When you are married for 46 years, and have a family and busy career, you're almost on automatic pilot of day-to-day living the family and career life.
Then when you are suddenly alone, it brings back all of the things that I taught but maybe didn't live: You are responsible for your own happiness. It is nobody else's job to make you happy. You don't have to be alone, you can form relationships.
Am I going to “walk the talk”? Or will I now try to find somebody else to fill the void or use my career to work harder to take care of the pain?
How do I actually live with the relationship I’ll have to the day I die ― the relationship with myself?
Is there really self-love and the ability to be alone?
I've seen other people who lost their loved one very suddenly. I think of a particular man who married again very quickly within a few months, only to have that marriage end in divorce within a year. He never really healed from his loss and was trying to cope by getting into another relationship. So it was a time of reflection that helped me feel much more grounded in:
I could live alone if I needed to. But I also enjoy a relationship where both people are committed to be responsible for their own happiness.
From a position of wholeness, I can now come together and have an even better partnership and joy because no one is relying on the other person to make them happy.
It is not their responsibility to respect me, so I respect myself.
It is not their responsibility to love me so that I can love myself.

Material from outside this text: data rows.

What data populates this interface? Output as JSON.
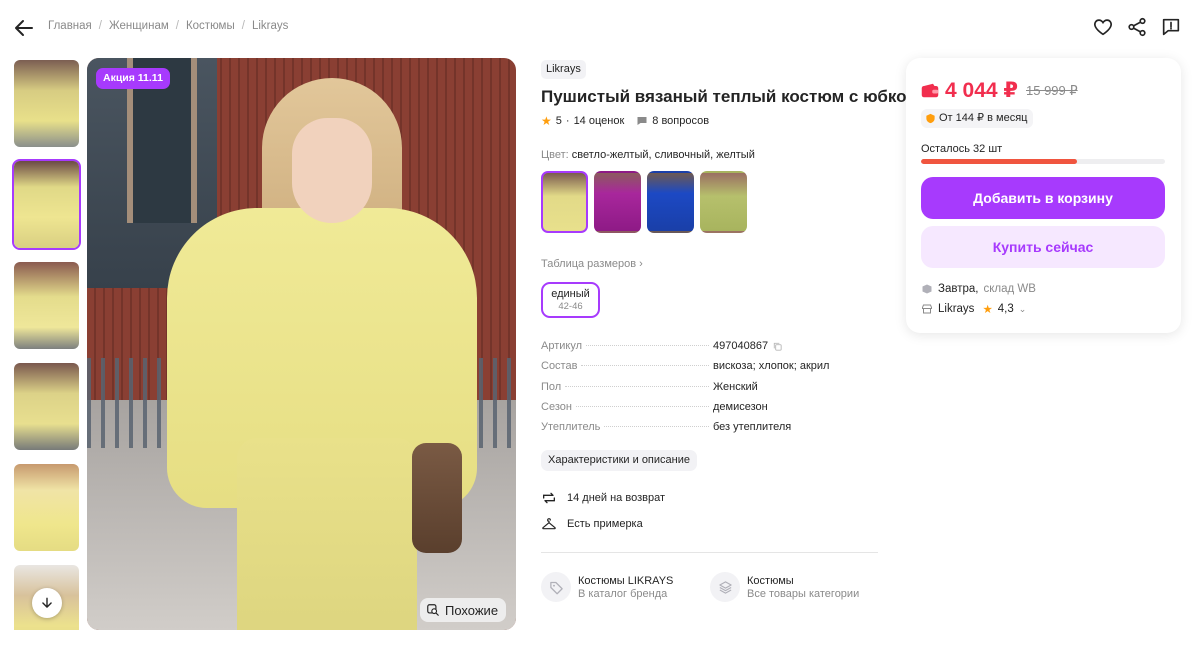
{
  "breadcrumbs": [
    "Главная",
    "Женщинам",
    "Костюмы",
    "Likrays"
  ],
  "gallery": {
    "promo_badge": "Акция 11.11",
    "similar_label": "Похожие",
    "thumbnails_count": 6,
    "active_thumbnail": 2
  },
  "product": {
    "brand": "Likrays",
    "title": "Пушистый вязаный теплый костюм с юбкой",
    "rating": "5",
    "reviews": "14 оценок",
    "questions": "8 вопросов",
    "color_label": "Цвет:",
    "color_value": "светло-желтый, сливочный, желтый",
    "swatch_colors": [
      "#e2da88",
      "#a8279c",
      "#1c49c4",
      "#b6c06c"
    ],
    "size_table_label": "Таблица размеров",
    "size": {
      "name": "единый",
      "range": "42-46"
    },
    "specs": [
      {
        "key": "Артикул",
        "value": "497040867"
      },
      {
        "key": "Состав",
        "value": "вискоза; хлопок; акрил"
      },
      {
        "key": "Пол",
        "value": "Женский"
      },
      {
        "key": "Сезон",
        "value": "демисезон"
      },
      {
        "key": "Утеплитель",
        "value": "без утеплителя"
      }
    ],
    "characteristics_button": "Характеристики и описание",
    "features": [
      "14 дней на возврат",
      "Есть примерка"
    ],
    "links": [
      {
        "title": "Костюмы LIKRAYS",
        "subtitle": "В каталог бренда"
      },
      {
        "title": "Костюмы",
        "subtitle": "Все товары категории"
      }
    ]
  },
  "buy_box": {
    "price": "4 044 ₽",
    "old_price": "15 999 ₽",
    "installment": "От 144 ₽ в месяц",
    "stock_label": "Осталось 32 шт",
    "stock_fraction": 0.64,
    "add_to_cart": "Добавить в корзину",
    "buy_now": "Купить сейчас",
    "delivery_day": "Завтра,",
    "delivery_warehouse": "склад WB",
    "seller_name": "Likrays",
    "seller_rating": "4,3"
  },
  "colors": {
    "accent": "#a73afd",
    "price": "#f12e4e",
    "star": "#ff9e0d"
  }
}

It's from loving yourself that you can then come in wholeness to another relationship and have an even better, joyful experience together.
There will always be bumps and triggers that come up, but those bumps are opportunities for growth and expansion, not for blame or displeasure with your partner.
That's probably more information than you wanted, but that's where I'm at in my relationship with myself.
Interviewer Heather Haslem: "I find it fascinating and I'm sure listeners will find it fascinating and appreciate it. I think most of the people who listen are on this journey of human discovery, and growth. And so getting to hear about your journey is a true gift. Thank you for sharing it with us."
Thank you for joining us this month. See you in late May.